O TESS, o "Transiting Exoplanet Survey Satellite" da NASA, observa o céu para capturar as ténues quedas de luminosidade provocadas pela passagem de um planeta em frente da sua estrela. As informações acumuladas durante quatro anos foram processadas por um software especializado, o RAVEN, concebido para detetar sinais com grande exatidão.
Representação artística do sistema Kepler-11, um exemplo de sistema multiplanetário com órbitas próximas. À volta desta estrela semelhante ao Sol, circulam seis planetas, por vezes com vários trânsitos simultâneos, como ilustrado aqui para três deles observados pela missão Kepler da NASA em agosto de 2010. Crédito: NASA/Tim Pyle
Este software emprega modelos de aprendizagem automática treinados em simulações realistas para distinguir os verdadeiros exoplanetas dos sinais ambíguos, como os gerados por estrelas binárias. Este método integrado gere simultaneamente a deteção e a validação das informações numa única etapa, proporcionando assim uma coerência e objetividade superiores às abordagens clássicas.

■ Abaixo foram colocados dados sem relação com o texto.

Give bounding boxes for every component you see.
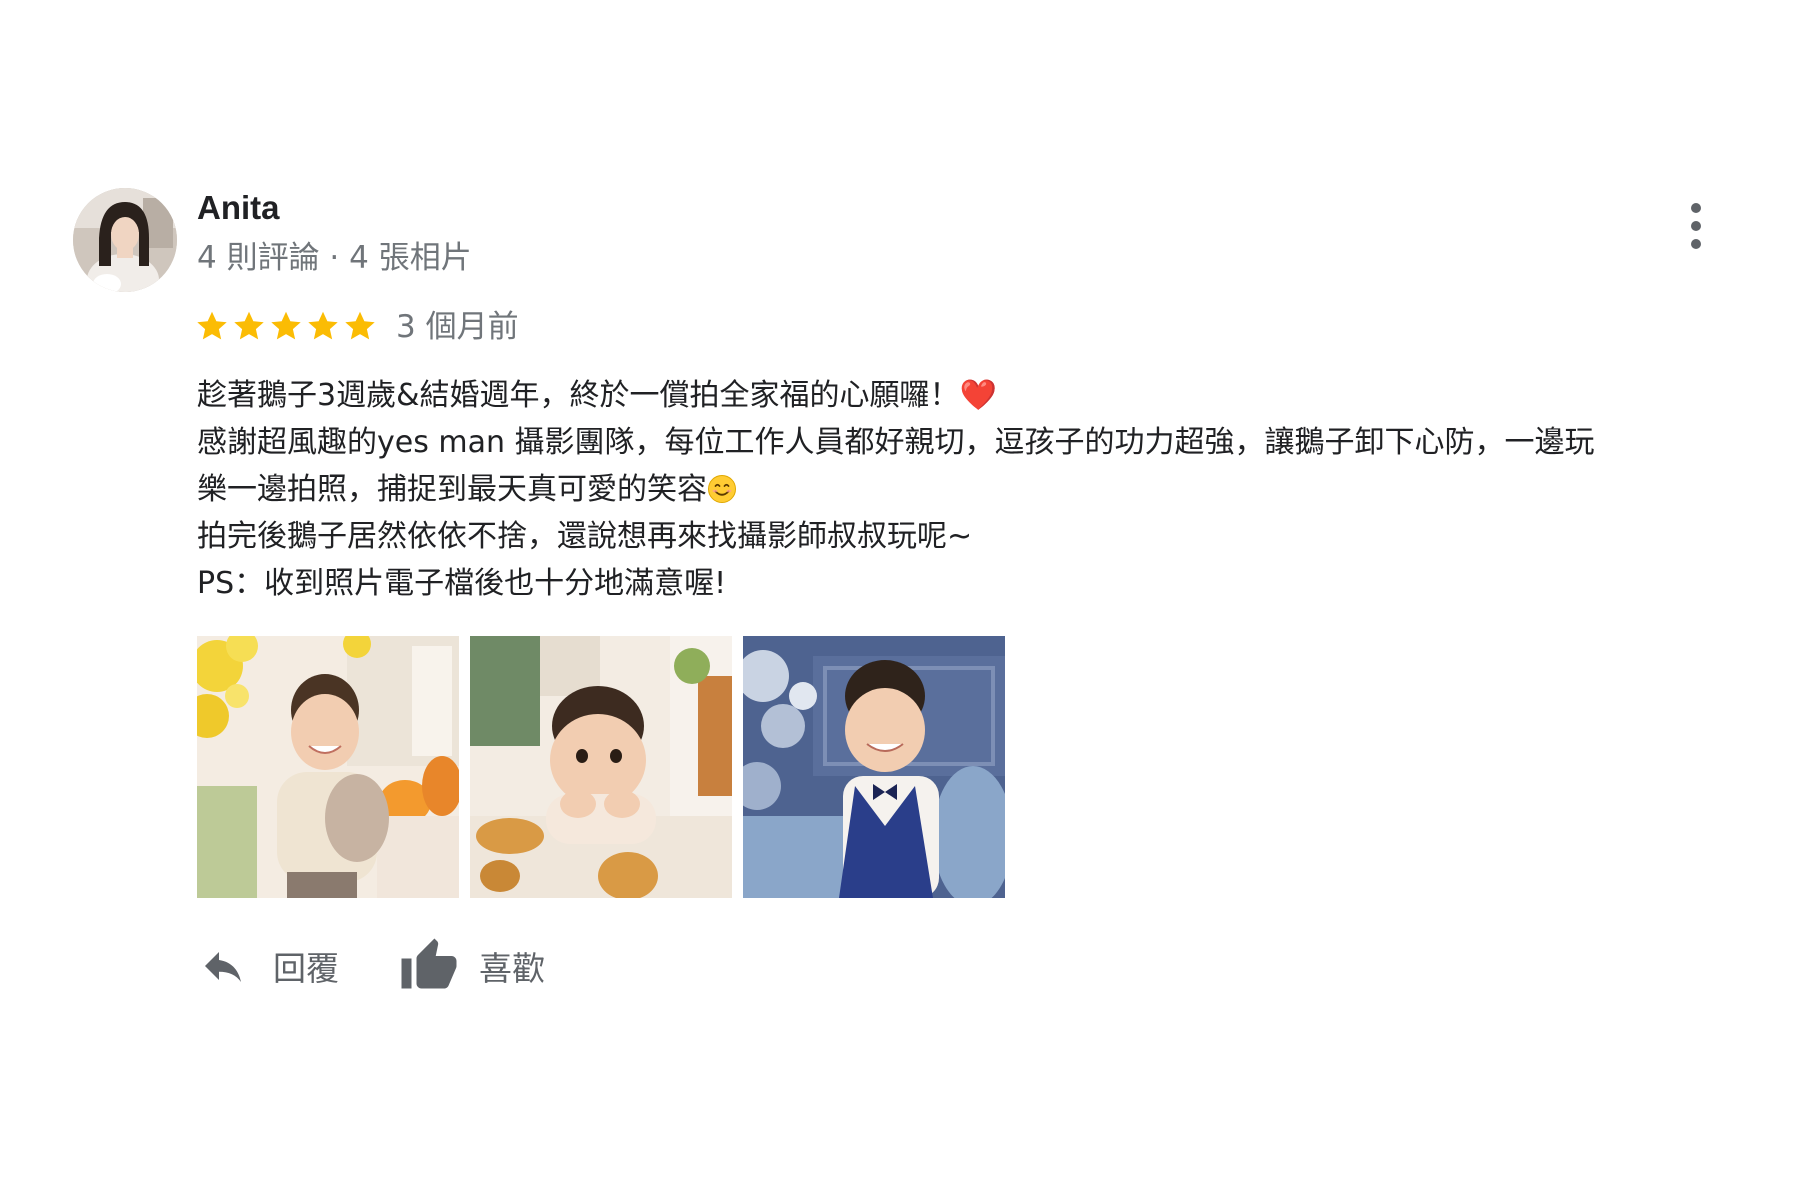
- photo-boy-with-pumpkins: [197, 636, 459, 898]
- review-line: 趁著鵝子3週歲&結婚週年，終於一償拍全家福的心願囉！❤️: [197, 372, 1787, 419]
- reply-button[interactable]: 回覆: [197, 942, 339, 990]
- star-icon: [234, 311, 264, 340]
- reply-label: 回覆: [273, 949, 339, 988]
- review-line-text: 樂一邊拍照，捕捉到最天真可愛的笑容: [197, 472, 707, 507]
- review-actions: 回覆 喜歡: [197, 934, 545, 998]
- smile-emoji-icon: [708, 475, 736, 503]
- reply-icon: [205, 952, 241, 982]
- review-photo[interactable]: [470, 636, 732, 898]
- like-label: 喜歡: [479, 949, 545, 988]
- review-photo[interactable]: [197, 636, 459, 898]
- star-icon: [271, 311, 301, 340]
- review-photos: [197, 636, 1005, 898]
- review-line: 感謝超風趣的yes man 攝影團隊，每位工作人員都好親切，逗孩子的功力超強，讓…: [197, 425, 1595, 460]
- photo-boy-in-blue-vest: [743, 636, 1005, 898]
- like-button[interactable]: 喜歡: [397, 936, 545, 996]
- more-options-button[interactable]: [1672, 196, 1720, 256]
- star-icon: [345, 311, 375, 340]
- author-name[interactable]: Anita: [197, 186, 280, 230]
- review-card: Anita 4 則評論 · 4 張相片 3 個月前 趁著鵝子3週歲&結婚週年，終…: [0, 0, 1800, 1200]
- heart-icon: ❤️: [959, 378, 997, 413]
- star-icon: [308, 311, 338, 340]
- more-options-dot: [1691, 221, 1701, 231]
- photo-boy-with-bread: [470, 636, 732, 898]
- review-line-text: 趁著鵝子3週歲&結婚週年，終於一償拍全家福的心願囉！: [197, 378, 960, 413]
- author-meta: 4 則評論 · 4 張相片: [197, 240, 472, 276]
- star-rating: [194, 304, 378, 348]
- more-options-icon: [1691, 203, 1701, 213]
- review-text: 趁著鵝子3週歲&結婚週年，終於一償拍全家福的心願囉！❤️ 感謝超風趣的yes m…: [197, 372, 1787, 607]
- review-line: 樂一邊拍照，捕捉到最天真可愛的笑容: [197, 466, 1787, 513]
- review-date: 3 個月前: [396, 309, 519, 345]
- review-photo[interactable]: [743, 636, 1005, 898]
- thumbs-up-icon: [401, 938, 457, 989]
- avatar-image: [73, 188, 177, 292]
- review-line: 拍完後鵝子居然依依不捨，還說想再來找攝影師叔叔玩呢~: [197, 519, 973, 554]
- star-icon: [197, 311, 227, 340]
- more-options-dot: [1691, 239, 1701, 249]
- author-avatar[interactable]: [73, 188, 177, 292]
- review-line: PS：收到照片電子檔後也十分地滿意喔!: [197, 566, 727, 601]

Entre os mundos agora confirmados, encontram-se planetas com período ultra-curto, completando uma órbita em menos de 24 horas, assim como espécimes invulgares situados no 'deserto neptuniano', uma região onde os corpos deste tamanho são raros. Sistemas que albergam vários planetas com trajetórias próximas também foram identificados.
Os investigadores puderam estimar que cerca de 10% das estrelas semelhantes ao Sol possuem um planeta de órbita curta, um resultado compatível com trabalhos anteriores, mas com uma margem de erro reduzida. O deserto neptuniano parece, por sua vez, existir à volta de apenas 0,08% destes astros, fornecendo uma medida quantificada para esta zona.
A solidez deste novo catálogo abre portas para estudos aprofundados, tanto mais que foram publicadas ferramentas para ajudar os astrónomos a selecionar os sistemas mais interessantes. As missões futuras, como a PLATO da Agência Espacial Europeia, poderão basear-se nestes recursos.